Je n’avais jamais assisté à une naissance. Ni humaine, ni animale. Et soudain, au cœur des montagnes de la forêt nationale, à 8h15 du matin, mon coéquipier Thomas Wakefield et moi nous sommes retrouvés dans une situation pour laquelle nous n’avions aucune préparation.
La chienne – cette pitbull grise que j’avais déjà baptisée Hope dans mon esprit – était allongée sur les feuilles, et son corps ondulait sous l’effet des contractions. Sa respiration s’accéléra. Elle gémissait, mais ce n’était pas un son de panique, cela ressemblait davantage à de la concentration, comme si elle rassemblait toutes les forces qui lui restaient pour une dernière tâche, la plus importante de toutes.
– Appelle le vétérinaire, dis-je à Thomas en essayant de garder ma voix aussi calme que possible. Le docteur Margaret Foster. Explique-lui où nous sommes. Dis-lui que c’est une chienne enceinte, qu’elle est en train de mettre bas, et qu’elle est épuisée.

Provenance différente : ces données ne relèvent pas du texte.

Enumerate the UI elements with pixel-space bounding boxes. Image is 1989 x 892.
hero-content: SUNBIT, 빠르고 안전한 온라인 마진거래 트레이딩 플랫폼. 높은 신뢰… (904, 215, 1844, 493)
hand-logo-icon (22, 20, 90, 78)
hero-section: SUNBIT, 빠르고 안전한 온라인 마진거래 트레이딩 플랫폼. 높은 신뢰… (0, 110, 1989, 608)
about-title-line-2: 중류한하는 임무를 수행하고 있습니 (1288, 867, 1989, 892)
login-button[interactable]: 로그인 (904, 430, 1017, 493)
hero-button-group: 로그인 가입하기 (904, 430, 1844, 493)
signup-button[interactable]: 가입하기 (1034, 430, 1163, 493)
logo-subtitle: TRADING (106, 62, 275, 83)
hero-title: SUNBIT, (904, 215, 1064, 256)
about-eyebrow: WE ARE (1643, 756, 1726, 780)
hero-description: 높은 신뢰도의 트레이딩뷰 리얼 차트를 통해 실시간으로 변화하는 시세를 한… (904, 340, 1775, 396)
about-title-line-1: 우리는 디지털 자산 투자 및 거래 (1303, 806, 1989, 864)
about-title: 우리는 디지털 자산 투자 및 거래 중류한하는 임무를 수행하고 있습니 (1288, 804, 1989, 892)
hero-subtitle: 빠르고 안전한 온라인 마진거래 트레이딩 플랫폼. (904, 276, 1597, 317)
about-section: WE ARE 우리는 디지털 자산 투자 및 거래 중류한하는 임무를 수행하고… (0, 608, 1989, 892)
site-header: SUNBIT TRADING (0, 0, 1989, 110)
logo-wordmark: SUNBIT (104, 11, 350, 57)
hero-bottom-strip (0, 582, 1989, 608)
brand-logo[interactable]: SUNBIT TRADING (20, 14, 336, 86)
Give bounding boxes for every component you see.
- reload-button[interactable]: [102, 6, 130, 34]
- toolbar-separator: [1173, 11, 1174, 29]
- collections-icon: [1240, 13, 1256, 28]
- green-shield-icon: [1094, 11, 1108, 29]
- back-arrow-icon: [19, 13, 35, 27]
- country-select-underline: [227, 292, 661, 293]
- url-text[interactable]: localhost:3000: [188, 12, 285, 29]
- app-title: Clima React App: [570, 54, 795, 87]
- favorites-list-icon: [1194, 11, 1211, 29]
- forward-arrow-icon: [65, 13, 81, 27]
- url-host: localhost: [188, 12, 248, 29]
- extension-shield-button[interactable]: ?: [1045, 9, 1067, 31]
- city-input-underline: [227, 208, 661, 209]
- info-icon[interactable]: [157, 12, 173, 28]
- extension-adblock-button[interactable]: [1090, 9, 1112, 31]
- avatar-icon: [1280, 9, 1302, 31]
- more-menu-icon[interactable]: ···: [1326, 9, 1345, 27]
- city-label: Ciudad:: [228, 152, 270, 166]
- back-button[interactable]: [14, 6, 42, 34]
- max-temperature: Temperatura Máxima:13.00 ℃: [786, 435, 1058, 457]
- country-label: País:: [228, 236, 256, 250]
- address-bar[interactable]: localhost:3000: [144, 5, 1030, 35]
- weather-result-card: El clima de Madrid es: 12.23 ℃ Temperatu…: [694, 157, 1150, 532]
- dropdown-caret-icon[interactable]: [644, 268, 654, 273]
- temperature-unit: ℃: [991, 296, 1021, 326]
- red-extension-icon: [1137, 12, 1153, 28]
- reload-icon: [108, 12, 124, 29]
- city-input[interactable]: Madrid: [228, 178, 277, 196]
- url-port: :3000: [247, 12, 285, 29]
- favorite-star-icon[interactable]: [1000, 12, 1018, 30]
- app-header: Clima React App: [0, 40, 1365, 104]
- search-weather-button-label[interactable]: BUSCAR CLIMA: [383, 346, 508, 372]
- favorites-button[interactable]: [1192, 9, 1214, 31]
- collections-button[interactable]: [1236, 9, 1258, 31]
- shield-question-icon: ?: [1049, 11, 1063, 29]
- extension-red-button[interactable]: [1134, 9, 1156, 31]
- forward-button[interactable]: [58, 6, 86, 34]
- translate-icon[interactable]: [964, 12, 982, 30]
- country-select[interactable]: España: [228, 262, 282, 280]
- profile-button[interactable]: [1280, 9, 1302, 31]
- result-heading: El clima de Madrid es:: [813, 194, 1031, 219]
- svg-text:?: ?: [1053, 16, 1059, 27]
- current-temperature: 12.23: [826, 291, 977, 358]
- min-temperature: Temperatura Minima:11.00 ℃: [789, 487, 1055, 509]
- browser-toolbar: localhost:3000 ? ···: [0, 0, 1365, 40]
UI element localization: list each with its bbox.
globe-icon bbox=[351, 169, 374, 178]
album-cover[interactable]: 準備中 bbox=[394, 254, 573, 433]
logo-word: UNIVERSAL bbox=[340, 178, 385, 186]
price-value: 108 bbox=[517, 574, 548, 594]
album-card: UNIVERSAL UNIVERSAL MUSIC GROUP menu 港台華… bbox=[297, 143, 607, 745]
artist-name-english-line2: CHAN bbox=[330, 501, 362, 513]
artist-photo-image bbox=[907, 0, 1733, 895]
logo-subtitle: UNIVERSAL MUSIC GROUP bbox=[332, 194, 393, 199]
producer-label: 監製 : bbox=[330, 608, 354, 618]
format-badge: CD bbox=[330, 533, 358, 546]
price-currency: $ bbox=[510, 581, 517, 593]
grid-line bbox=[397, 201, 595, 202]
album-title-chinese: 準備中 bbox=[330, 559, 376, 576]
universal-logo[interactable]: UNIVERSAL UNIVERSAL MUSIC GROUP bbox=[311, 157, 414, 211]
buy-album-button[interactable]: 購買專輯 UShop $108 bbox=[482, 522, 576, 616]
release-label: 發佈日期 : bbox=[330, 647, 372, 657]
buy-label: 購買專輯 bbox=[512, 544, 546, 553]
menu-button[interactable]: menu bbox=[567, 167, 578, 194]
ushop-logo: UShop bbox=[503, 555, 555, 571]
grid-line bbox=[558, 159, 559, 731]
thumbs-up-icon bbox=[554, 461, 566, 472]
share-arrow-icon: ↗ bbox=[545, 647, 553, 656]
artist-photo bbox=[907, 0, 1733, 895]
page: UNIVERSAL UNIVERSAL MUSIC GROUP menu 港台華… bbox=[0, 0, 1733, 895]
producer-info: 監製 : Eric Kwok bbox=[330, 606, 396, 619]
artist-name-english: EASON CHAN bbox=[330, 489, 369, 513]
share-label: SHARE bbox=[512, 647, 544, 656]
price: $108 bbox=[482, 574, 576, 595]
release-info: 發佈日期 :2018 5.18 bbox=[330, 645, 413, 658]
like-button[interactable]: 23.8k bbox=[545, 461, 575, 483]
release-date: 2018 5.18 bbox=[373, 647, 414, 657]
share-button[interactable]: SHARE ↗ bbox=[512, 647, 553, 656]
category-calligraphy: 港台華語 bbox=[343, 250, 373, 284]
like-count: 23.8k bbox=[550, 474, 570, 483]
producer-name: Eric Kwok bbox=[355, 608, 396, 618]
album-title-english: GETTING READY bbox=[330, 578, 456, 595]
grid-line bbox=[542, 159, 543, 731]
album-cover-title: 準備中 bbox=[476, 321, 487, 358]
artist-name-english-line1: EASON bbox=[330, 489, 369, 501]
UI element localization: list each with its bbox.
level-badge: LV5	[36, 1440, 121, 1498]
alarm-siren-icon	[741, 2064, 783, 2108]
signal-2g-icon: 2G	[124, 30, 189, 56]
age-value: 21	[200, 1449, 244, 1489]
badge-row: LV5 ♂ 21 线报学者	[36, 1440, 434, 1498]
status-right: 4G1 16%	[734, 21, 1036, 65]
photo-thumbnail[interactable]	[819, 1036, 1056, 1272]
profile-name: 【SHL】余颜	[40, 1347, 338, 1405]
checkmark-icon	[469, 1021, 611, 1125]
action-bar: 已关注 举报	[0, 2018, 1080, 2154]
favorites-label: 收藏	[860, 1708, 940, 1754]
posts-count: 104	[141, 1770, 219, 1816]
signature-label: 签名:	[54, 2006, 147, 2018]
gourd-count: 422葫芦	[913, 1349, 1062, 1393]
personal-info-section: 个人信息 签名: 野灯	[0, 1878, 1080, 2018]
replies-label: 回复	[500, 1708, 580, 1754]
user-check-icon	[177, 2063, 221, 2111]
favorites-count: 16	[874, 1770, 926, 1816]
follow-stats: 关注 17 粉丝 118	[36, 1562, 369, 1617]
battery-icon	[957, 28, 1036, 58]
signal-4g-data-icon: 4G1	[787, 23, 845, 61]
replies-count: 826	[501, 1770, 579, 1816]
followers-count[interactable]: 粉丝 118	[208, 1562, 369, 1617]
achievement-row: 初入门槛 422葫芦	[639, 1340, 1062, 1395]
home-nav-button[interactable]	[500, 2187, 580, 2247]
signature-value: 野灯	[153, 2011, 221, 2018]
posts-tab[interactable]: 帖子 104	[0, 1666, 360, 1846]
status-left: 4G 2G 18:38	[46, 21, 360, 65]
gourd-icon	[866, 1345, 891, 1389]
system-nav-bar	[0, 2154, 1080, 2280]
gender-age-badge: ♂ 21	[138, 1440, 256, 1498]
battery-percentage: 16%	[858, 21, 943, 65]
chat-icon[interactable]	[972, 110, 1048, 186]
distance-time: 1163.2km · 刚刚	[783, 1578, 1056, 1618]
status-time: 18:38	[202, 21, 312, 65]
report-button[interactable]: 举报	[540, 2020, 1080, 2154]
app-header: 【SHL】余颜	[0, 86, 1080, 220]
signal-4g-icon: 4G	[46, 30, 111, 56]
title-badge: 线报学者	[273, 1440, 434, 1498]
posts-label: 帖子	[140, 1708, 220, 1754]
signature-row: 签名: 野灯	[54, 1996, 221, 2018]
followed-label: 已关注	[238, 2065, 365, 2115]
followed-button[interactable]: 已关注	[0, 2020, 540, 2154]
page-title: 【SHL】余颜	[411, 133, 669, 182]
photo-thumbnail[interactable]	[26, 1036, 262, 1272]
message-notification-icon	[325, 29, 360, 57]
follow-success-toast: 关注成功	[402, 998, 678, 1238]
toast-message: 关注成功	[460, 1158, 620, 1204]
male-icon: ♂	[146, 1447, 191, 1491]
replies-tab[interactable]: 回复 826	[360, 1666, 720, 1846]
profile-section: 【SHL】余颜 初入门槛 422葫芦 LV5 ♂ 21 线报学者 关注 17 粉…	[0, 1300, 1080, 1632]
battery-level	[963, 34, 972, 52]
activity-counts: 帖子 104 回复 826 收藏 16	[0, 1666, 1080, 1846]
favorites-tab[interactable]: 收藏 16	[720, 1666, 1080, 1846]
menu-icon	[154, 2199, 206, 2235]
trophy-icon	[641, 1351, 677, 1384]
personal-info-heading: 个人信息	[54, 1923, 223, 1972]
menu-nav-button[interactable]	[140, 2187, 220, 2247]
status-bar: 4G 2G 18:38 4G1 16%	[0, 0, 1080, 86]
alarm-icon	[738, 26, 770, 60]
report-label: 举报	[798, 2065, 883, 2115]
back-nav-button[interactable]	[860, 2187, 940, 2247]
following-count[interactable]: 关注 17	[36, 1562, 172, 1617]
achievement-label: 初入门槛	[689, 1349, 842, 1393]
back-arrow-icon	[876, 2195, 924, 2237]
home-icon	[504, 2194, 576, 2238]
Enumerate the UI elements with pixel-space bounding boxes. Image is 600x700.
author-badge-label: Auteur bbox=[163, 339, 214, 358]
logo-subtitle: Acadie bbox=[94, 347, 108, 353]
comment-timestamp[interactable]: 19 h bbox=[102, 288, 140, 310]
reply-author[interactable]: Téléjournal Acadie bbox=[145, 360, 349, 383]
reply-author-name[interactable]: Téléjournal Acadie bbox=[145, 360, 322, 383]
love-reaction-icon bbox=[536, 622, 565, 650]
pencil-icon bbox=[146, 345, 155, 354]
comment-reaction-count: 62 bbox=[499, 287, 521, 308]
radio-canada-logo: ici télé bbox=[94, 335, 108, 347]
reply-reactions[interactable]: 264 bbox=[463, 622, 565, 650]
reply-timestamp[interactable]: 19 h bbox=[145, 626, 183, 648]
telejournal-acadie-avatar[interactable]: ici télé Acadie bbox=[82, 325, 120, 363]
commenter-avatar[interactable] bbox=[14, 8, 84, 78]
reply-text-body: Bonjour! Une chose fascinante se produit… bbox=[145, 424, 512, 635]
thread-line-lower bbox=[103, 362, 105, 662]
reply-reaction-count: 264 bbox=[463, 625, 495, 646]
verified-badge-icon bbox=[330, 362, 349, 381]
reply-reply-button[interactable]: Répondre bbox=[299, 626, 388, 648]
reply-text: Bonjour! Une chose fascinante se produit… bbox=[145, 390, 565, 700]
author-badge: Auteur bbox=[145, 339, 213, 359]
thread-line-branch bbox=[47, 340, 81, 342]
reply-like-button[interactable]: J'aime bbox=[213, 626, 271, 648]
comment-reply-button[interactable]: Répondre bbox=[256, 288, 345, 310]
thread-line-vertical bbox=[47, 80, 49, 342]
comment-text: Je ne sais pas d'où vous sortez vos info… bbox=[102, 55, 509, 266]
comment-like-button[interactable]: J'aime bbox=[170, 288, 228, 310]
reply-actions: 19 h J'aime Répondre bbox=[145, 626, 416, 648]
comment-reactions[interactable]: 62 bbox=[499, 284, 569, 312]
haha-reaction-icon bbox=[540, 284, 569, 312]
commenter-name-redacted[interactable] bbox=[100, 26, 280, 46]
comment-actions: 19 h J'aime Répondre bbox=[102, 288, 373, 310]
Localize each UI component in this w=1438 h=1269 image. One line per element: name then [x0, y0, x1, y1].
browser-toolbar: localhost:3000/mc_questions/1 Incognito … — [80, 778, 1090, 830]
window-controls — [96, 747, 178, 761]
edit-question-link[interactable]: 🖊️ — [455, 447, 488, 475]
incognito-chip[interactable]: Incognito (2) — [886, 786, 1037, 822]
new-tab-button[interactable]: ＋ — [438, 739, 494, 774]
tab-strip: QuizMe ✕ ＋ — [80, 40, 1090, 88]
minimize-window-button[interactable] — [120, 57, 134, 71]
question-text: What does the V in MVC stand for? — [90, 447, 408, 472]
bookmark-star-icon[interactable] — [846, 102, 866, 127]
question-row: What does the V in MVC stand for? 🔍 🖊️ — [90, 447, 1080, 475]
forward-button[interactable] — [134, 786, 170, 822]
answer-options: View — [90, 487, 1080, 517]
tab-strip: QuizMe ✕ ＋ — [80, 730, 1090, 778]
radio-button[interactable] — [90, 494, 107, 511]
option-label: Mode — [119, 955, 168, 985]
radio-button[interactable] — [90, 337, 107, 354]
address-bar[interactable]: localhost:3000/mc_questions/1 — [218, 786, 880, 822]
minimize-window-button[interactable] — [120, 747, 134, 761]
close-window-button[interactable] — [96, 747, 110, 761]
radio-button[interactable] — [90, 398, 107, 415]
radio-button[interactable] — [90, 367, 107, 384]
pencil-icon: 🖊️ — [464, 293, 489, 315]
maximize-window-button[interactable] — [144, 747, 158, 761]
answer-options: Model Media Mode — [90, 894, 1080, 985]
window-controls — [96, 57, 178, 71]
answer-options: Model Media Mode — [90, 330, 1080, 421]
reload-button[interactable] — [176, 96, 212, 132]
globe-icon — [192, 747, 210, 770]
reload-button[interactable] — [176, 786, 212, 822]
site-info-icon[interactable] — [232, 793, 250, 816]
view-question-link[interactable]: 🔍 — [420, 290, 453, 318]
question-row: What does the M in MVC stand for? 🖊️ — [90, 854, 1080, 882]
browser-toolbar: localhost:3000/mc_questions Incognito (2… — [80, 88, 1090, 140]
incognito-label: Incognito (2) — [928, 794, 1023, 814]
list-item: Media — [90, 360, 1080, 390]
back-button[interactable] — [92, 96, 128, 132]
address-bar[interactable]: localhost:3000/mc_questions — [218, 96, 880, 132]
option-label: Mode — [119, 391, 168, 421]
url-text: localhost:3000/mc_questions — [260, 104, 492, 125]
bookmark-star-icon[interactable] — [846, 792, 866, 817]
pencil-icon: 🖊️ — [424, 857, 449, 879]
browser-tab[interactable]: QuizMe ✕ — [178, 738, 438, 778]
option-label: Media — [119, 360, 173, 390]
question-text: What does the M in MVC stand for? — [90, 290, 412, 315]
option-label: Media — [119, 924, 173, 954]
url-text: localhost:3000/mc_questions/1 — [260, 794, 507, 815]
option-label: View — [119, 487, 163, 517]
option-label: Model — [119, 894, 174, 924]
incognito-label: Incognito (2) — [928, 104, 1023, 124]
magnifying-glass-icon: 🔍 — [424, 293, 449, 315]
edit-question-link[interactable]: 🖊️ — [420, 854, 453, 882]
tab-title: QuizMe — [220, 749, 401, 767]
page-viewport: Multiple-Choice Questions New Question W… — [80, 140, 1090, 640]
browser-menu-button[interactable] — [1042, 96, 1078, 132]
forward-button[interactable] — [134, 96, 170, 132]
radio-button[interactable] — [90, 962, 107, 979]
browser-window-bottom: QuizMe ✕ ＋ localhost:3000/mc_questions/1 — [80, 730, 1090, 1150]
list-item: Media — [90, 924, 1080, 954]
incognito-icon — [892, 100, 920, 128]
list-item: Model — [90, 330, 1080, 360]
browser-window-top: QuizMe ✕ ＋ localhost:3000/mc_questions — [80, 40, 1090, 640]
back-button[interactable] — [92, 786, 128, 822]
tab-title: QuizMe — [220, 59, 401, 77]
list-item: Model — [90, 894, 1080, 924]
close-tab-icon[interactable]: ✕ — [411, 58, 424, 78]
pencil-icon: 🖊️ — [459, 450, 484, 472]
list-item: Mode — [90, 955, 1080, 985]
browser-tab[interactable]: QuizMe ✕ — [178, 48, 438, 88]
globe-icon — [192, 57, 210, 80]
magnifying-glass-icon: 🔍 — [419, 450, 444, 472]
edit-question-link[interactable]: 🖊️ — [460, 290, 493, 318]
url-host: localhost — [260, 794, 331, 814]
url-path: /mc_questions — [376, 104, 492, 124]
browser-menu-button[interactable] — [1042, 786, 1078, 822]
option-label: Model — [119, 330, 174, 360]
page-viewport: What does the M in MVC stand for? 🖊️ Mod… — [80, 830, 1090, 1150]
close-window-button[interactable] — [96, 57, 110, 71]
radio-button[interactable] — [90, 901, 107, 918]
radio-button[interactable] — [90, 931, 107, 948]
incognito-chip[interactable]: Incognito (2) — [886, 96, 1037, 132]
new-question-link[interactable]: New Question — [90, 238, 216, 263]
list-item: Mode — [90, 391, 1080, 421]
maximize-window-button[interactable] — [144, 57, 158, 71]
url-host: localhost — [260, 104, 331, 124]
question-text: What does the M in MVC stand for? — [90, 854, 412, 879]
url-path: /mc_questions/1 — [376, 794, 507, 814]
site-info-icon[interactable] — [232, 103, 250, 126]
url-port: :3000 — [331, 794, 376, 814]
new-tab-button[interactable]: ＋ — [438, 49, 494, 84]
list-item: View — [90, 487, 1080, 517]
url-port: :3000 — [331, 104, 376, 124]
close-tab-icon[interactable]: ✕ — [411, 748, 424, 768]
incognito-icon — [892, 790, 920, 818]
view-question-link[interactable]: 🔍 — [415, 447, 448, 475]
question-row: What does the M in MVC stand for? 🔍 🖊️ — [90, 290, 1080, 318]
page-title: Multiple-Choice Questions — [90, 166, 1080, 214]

Thomas hocha la tête et s’éloigna de quelques mètres pour établir le contact. Je restai auprès de Hope. J’enlevai ma veste et la plaçai délicatement sous elle, pour qu’elle ait au moins une surface un peu douce. Elle me regarda de ces mêmes yeux sombres et fatigués, et je vis quelque chose dans son regard qui me bouleversa. Ce n’était pas de la peur. C’était de la confiance. Elle me faisait confiance. Un animal que des humains avaient emmené au plus profond de la forêt, enchaîné et abandonné, faisait encore confiance à un autre humain.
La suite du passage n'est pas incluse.